Anneke sometimes feels very lonely and in the summer even a little worse

Many elderly people feel lonely. For example, because their partner is no longer there, the children are busy and there are fewer and fewer people around them to have a good time. And if your family also leaves for southern Spain in the summer and your bridge club takes a summer break, that feeling only gets worse during those summer months. Stichting Met Je Hart is trying to do something about it.

Meet Anneke van Buul: an 88-year-old lady from Breugel. She has been married twice, (grand)mother of a series of beautiful (grand)children, she likes to play bridge and has a beautiful garden, if she says so herself. “I should say I’m lucky,” she admits. But Mrs Van Buul doesn’t always feel that way. She is also often very lonely.

“Then the birdhouse by the window is my biggest distraction.”

She suffers from COPD and has difficulty walking. “And sometimes there’s not much left,” she says. Her children work full time and the grandchildren can’t always come by either. In addition, she lost four friends in one week during corona time. Then at one point it became very quiet in the house. “Then the birdhouse by the window is my biggest distraction.”
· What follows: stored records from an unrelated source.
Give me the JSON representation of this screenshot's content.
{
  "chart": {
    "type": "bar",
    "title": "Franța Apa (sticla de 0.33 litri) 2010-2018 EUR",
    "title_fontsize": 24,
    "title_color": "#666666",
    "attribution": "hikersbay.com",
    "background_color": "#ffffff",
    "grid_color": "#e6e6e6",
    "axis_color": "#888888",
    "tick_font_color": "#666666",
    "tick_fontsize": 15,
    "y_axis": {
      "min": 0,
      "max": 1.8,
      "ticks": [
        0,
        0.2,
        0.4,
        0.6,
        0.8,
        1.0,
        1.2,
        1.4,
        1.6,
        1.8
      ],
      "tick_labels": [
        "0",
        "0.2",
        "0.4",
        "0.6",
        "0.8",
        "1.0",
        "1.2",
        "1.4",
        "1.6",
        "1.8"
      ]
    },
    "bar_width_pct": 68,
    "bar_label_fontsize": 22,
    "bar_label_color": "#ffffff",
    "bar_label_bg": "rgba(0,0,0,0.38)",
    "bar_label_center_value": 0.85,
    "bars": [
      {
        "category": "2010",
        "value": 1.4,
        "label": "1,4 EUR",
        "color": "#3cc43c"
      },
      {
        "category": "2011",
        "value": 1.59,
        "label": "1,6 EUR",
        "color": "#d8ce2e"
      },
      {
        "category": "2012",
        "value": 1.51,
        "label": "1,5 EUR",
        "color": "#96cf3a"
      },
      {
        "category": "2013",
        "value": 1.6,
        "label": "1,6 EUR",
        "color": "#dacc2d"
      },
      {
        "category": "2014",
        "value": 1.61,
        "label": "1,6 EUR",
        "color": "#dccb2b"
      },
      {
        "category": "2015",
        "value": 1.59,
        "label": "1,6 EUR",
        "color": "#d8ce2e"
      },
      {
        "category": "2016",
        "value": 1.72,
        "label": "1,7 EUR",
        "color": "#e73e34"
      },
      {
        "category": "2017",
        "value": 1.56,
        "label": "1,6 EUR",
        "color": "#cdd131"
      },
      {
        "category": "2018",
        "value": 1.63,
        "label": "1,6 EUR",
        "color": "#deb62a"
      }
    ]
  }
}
Until she got a valuable tip: whether the Met Je Hart Foundation was not for her? With that foundation she can now go on a nice outing with a group of people at least once a month. Just drink a cup of coffee somewhere, for example. Or go out for a nice meal, or have lunch somewhere. In the meantime, 52 people have already been connected in the municipality of Son en Breugel alone.

“Meske, meske, meske anyway”, Van Buul muses. “You should go on such an evening. Only then will you hear how many elderly people are lonely.” For them, the foundation is a bull’s eye. Volunteer Dianne van Hak sees that too. “People are so grateful to you,” she says. “They normally don’t leave the house, but then they still have something nice to put on the calendar.”

And that is a relief for the elderly. A bright spot, they call it. Apart from the outings, the volunteers call a number of elderly people almost every day. They give them hugs and have nice conversations together. And that means a lot to someone who sometimes feels so alone. “They all deserve a crown and do really great work. You really have to write that down”, Mrs Van Buul tells us.

“Invite the neighbor to the barbecue, if you know she lives alone.”

Now Met Je Hart has a special focus on summer loneliness in the summer. If you already live alone and your petanque group also has a summer break, that feeling will only get worse. “We therefore pay a little more attention to the elderly in these months,” explains volunteer Van Hak. “But we especially want to ask others to take a closer look at the neighbor. Also invite her to the barbecue, if you know she lives alone.”

Mind you: seasonal loneliness is really just a tip of the veil. More than half of the over-75s say they regularly feel lonely. “I also think it lives all year round,” says Mrs. Van Buul. “But initiatives like this really make a big difference. Don’t underestimate that.”